Perhaps the most salient feature of information age businesses is their overwhelming complexity. Writing a business plan should make running a business easier, but often times it is the most difficult part. The simple fact is that implementing the solutions to complexity are often the most challenging part of running a business. Rather than adapting the solutions to our own unique culture, we adapt ourselves to the solutions. Thus, we learn how to do strategy, write business plans, and set up policy guidlines. And it is these solutions that have become our Mao Suits.

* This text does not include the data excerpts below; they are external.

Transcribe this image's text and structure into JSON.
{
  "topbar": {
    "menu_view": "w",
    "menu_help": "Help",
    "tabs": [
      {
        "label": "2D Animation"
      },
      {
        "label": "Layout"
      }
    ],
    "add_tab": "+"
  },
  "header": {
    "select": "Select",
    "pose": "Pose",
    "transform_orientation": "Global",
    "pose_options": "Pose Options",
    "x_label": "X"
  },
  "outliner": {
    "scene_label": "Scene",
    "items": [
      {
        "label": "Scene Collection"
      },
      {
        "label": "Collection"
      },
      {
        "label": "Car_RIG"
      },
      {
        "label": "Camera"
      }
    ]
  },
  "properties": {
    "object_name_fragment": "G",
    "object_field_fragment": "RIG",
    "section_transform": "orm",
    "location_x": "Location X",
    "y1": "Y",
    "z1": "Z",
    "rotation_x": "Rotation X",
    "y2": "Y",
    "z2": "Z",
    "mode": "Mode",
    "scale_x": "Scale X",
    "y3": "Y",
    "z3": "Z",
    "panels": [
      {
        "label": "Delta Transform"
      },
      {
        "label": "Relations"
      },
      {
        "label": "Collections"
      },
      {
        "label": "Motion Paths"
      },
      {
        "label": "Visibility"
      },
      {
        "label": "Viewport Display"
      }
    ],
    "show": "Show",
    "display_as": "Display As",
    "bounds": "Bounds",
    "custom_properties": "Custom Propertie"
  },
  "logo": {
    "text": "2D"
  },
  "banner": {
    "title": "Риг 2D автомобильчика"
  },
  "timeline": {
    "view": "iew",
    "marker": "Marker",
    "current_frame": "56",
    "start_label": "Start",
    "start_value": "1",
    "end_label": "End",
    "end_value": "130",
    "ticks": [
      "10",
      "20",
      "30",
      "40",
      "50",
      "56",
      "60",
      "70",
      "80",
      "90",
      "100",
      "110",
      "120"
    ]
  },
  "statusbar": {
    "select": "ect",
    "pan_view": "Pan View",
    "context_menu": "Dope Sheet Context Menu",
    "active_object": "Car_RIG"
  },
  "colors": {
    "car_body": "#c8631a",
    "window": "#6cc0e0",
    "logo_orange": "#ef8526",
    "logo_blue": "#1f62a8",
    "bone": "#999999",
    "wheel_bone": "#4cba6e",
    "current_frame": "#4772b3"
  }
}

The problem it that the variations in business structure and culture are staggering and more like snowflakes than the sizes and shapes of a human body. Every business is different, with its own structure, size, strategy, and market conditions. So also are the employees different, with their own unique skills and capacities, motivations, aspirations, visions, and values. The differences are structural and cultural. And we all too often forget that they are developmental as well.

For a business to thrive; for it to unleash the full potential of it’s employees; for it to build a unique culture and find its niche: it is essential that the management tools it uses remain tools. So many of these tools and procedures are a blessing and a necessity. But all too often they leave us living under the hammer or cut to shreds as we attempt to use them.